Rozanne Fraser et Marie-Josée Le Blanc. Photo : James Wagner.

Pour souligner son 30e anniversaire, Avantages a invité des vétérans de l’industrie de la retraite et des avantages sociaux à discuter des enjeux de leur profession avec des jeunes recrues de leur entreprise. Les premiers ont 30 ans de carrière, les seconds, 30 ans… de vie. Malgré leur différence d’âge, partagent-ils la même vision de leur travail?

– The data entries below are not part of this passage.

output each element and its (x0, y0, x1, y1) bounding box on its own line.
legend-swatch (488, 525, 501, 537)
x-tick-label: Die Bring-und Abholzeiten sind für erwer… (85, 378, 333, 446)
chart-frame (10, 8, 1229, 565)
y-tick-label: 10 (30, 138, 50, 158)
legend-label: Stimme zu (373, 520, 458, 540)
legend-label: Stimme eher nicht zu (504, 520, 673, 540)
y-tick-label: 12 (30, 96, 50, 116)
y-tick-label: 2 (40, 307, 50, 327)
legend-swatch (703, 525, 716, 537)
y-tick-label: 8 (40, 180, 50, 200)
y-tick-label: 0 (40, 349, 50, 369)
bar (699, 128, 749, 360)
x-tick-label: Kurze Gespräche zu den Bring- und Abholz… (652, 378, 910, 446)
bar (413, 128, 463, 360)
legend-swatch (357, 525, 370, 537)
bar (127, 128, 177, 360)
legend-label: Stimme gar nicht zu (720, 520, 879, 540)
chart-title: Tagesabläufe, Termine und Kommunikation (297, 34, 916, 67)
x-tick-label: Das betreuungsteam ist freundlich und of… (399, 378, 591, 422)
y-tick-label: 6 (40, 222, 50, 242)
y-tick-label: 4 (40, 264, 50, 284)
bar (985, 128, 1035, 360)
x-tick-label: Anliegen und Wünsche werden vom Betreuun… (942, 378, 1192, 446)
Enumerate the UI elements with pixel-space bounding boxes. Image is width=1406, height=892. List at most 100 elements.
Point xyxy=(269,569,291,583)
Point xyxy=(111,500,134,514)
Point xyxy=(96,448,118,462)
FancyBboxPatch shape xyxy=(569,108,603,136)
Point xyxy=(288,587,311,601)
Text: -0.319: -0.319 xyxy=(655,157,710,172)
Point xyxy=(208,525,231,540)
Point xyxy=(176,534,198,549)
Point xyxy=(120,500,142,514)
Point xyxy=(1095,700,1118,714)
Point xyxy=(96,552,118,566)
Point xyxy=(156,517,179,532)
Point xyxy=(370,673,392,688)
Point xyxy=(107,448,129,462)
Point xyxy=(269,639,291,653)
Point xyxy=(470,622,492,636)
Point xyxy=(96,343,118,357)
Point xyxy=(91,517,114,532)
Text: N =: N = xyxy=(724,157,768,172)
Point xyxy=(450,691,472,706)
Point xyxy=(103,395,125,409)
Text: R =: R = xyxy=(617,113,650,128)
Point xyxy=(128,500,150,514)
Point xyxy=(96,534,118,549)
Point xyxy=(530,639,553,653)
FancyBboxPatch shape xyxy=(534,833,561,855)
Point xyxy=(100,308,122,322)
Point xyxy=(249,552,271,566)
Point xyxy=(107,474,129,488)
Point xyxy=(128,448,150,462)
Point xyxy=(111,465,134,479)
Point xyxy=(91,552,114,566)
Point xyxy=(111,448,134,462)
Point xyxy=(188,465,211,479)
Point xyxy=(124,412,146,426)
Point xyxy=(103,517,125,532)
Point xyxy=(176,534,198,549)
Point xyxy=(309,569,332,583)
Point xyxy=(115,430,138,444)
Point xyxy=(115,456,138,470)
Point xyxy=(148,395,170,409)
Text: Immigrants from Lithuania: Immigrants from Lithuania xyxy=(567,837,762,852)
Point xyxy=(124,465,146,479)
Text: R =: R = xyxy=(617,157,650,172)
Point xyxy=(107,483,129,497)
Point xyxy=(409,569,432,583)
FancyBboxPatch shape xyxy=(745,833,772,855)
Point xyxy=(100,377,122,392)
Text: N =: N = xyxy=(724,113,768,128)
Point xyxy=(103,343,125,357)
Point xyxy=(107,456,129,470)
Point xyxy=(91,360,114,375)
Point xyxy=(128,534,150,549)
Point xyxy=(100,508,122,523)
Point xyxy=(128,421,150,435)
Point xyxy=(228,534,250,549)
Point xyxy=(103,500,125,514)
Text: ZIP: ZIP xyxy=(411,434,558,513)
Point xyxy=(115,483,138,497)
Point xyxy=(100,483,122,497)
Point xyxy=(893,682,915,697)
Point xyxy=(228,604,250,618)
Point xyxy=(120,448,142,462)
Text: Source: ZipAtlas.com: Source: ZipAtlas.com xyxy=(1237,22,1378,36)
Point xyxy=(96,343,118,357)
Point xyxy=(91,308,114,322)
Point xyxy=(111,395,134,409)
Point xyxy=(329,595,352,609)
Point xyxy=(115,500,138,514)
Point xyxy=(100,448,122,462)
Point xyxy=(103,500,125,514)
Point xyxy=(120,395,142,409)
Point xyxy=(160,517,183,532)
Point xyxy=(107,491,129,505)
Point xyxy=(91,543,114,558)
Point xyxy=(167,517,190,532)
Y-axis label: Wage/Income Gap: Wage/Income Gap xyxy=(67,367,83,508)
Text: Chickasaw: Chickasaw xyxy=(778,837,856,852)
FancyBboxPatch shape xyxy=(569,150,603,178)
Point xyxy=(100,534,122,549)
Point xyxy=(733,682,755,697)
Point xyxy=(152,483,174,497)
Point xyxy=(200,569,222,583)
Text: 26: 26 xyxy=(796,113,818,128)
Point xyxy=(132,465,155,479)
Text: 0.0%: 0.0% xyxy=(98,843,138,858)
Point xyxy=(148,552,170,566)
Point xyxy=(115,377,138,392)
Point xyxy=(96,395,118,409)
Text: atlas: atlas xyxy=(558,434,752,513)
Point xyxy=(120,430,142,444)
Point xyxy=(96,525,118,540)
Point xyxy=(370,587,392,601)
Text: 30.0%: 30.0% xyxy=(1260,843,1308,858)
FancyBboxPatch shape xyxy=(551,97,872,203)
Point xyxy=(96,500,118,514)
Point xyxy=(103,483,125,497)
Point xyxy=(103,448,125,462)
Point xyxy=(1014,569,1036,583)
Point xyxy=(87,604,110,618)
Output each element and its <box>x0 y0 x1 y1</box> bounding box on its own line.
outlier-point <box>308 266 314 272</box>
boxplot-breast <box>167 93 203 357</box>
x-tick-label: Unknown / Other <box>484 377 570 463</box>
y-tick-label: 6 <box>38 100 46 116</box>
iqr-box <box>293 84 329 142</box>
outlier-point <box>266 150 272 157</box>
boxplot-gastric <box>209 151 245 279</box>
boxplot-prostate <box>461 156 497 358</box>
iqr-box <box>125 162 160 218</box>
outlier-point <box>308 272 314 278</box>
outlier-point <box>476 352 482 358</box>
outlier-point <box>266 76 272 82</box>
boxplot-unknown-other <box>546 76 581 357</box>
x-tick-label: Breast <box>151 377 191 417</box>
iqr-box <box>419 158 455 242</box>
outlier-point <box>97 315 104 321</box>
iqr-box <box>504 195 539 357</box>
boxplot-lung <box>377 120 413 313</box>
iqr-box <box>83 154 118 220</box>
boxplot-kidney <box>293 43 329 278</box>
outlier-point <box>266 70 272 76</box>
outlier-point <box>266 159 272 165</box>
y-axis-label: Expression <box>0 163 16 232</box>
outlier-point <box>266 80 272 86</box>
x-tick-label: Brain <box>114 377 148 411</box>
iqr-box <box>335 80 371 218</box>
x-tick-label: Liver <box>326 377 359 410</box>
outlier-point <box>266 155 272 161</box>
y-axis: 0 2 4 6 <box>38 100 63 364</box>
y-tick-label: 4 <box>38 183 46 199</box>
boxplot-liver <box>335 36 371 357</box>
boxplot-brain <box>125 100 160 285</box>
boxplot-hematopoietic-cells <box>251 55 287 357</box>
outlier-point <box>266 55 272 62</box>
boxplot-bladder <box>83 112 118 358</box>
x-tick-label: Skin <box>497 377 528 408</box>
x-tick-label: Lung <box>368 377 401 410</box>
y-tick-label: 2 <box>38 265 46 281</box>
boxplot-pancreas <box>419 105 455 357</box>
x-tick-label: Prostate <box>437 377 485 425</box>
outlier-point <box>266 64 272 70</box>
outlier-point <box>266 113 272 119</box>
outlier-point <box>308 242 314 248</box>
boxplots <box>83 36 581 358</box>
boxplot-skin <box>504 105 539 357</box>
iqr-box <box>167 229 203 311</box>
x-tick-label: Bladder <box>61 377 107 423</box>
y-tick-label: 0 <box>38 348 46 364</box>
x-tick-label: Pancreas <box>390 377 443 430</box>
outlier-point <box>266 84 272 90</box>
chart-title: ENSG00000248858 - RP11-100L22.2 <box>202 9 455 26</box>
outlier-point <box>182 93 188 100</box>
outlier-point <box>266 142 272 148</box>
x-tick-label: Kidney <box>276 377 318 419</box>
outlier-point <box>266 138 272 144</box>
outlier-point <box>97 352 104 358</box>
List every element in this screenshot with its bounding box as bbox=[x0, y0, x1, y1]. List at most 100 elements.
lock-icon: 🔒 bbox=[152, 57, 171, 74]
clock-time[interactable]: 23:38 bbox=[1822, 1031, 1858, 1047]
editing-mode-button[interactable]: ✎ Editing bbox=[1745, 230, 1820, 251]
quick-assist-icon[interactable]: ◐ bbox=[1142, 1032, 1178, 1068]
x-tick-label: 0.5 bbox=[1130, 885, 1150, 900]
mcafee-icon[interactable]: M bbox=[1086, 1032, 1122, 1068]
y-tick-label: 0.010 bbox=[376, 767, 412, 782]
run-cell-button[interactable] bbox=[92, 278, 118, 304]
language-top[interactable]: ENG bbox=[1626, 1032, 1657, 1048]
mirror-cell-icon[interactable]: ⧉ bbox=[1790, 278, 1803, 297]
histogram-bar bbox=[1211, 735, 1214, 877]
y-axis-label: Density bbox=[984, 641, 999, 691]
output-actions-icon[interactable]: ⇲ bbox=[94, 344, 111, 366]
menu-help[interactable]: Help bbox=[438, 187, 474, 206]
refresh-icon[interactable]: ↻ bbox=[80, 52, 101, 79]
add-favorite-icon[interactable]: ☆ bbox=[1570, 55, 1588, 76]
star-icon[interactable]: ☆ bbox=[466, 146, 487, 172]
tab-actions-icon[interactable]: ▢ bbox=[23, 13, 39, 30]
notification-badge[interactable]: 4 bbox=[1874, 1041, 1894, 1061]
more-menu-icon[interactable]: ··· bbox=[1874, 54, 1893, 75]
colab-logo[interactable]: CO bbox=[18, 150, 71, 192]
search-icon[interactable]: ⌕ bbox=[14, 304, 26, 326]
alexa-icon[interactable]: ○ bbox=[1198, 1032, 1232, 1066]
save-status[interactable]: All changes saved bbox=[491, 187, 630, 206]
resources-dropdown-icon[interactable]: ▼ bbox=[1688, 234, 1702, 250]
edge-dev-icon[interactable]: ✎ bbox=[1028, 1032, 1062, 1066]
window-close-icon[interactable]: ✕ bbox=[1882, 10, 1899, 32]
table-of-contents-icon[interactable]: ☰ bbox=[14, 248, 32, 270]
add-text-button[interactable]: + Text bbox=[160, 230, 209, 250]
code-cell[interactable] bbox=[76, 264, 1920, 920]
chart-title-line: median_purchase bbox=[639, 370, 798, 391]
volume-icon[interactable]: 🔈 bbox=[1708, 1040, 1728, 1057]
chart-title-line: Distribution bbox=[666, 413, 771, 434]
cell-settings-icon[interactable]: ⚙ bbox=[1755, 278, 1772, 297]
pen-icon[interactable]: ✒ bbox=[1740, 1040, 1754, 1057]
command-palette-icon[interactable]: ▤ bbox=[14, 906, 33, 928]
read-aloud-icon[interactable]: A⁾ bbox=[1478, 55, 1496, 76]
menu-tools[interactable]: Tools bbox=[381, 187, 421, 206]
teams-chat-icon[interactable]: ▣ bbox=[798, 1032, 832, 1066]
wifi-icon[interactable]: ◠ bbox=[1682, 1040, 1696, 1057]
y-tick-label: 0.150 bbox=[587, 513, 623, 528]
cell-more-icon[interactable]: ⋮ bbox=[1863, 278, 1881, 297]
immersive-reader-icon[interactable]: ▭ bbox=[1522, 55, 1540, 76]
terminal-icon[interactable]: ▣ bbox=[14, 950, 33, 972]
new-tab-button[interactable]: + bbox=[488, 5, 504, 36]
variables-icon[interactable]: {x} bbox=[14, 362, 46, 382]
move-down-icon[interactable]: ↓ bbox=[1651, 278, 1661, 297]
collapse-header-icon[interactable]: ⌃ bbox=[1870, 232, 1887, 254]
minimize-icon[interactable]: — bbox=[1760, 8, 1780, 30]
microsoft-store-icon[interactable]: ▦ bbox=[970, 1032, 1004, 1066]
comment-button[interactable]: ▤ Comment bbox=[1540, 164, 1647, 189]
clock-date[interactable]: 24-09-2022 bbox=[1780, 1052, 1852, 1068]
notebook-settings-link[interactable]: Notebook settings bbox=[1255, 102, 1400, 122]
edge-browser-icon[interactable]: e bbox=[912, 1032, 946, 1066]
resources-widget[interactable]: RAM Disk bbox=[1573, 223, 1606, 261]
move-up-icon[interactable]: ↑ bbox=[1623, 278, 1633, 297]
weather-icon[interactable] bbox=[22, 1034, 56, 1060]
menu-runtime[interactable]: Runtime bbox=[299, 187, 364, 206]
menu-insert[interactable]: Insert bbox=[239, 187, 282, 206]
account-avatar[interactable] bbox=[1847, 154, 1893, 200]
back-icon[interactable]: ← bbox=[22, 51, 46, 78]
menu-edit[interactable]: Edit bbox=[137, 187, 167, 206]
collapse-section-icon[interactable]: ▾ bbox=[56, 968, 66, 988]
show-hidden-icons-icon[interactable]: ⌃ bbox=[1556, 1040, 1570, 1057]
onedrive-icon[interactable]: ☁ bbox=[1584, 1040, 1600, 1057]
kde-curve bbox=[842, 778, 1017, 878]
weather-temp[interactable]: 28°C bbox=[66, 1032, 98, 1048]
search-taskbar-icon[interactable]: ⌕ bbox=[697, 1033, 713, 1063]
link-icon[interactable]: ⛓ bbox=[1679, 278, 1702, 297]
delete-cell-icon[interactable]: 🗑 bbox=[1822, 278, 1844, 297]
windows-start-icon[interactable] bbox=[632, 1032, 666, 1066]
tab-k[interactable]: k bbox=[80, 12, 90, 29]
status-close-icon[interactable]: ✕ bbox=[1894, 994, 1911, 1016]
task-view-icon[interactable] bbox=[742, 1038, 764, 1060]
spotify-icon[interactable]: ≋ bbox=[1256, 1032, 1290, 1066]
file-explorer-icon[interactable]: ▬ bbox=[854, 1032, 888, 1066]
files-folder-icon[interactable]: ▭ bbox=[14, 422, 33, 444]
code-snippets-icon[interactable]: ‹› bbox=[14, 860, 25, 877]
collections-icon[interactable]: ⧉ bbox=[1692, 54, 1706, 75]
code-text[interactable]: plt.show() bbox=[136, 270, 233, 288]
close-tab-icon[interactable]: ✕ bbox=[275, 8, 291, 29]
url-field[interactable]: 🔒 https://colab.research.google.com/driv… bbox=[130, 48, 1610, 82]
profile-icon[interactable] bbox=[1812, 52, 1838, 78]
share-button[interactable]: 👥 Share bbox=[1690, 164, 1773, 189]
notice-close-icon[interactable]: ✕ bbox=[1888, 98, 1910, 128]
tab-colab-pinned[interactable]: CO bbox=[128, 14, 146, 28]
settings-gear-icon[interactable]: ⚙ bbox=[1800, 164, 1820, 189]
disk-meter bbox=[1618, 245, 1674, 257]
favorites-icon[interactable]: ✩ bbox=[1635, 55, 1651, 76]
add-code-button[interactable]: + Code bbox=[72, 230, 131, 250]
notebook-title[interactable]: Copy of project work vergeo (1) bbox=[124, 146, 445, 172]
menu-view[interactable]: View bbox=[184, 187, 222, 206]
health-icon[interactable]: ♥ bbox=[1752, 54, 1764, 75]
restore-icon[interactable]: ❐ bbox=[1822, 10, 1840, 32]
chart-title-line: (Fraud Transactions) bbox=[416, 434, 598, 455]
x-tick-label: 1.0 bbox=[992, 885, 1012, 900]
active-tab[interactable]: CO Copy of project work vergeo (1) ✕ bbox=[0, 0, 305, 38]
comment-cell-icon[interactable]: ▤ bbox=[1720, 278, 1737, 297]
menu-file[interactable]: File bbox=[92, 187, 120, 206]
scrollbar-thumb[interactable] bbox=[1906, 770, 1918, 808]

Ce mois-ci, la santé, le mieux-être et les mauvais conseils de carrière sont à l’honneur alors que Marie-Josée Le Blanc, responsable de l’innovation en santé chez Mercer, converse avec sa jeune collègue Roxanne Fraser, conseillère adjointe.

Les employés en mauvaise santé font grimper les coûts d’assurance collective, non ? Le lien n’a pas toujours été si évident pour tout le monde. Parlez-en à Marie-Josée…

Marie-Josée : Au début de ma carrière, on ne parlait pas de santé. L’assurance collective, ça faisait partie des avantages sociaux, c’est tout. C’est la hausse des coûts qui a tout changé. Je me rappelle les primes mensuelles à l’époque, qui étaient de 10 ou 15 $ par employé. Aujourd’hui, on est plus autour de 100 ou 150 $ par employé. Comme c’est devenu un poste budgétaire important pour les entreprises, elles se sont mises à se questionner sur la façon de réduire les coûts. Les employeurs ont d’abord entrepris de magasiner un autre assureur. Mais sur 100 $ de primes, seulement 5 à 10 $ va en frais à l’assureur. On leur conseillait de se concentrer sur le 90 $ de réclamations plutôt que de simplement changer d’assureur et obtenir 1 % d’économie. Le message a été long à passer, on a dû le répéter constamment. Aujourd’hui, le marché canadien est en train de réaliser que la gestion des coûts de l’assurance collective passe par la gestion de la santé des employés.

Roxanne : Beaucoup de jeunes en santé n’utilisent pas du tout leur régime d’assurance collective. C’est pour ça que les entre-prises veulent offrir plus de flexibilité. On voit émerger le principe des régimes de retraite à cotisation déterminée (CD) appliqué à l’assurance collective. Pour que tout le monde se sente interpellé, on propose des activités de mieux-être, un accès à un gym, des comptes de mieux-être… Parce que la réalité, c’est que l’assurance médicaments, les jeunes ne voient pas ça comme un plus dans leur emploi, même s’ils vont sans doute en avoir besoin un jour.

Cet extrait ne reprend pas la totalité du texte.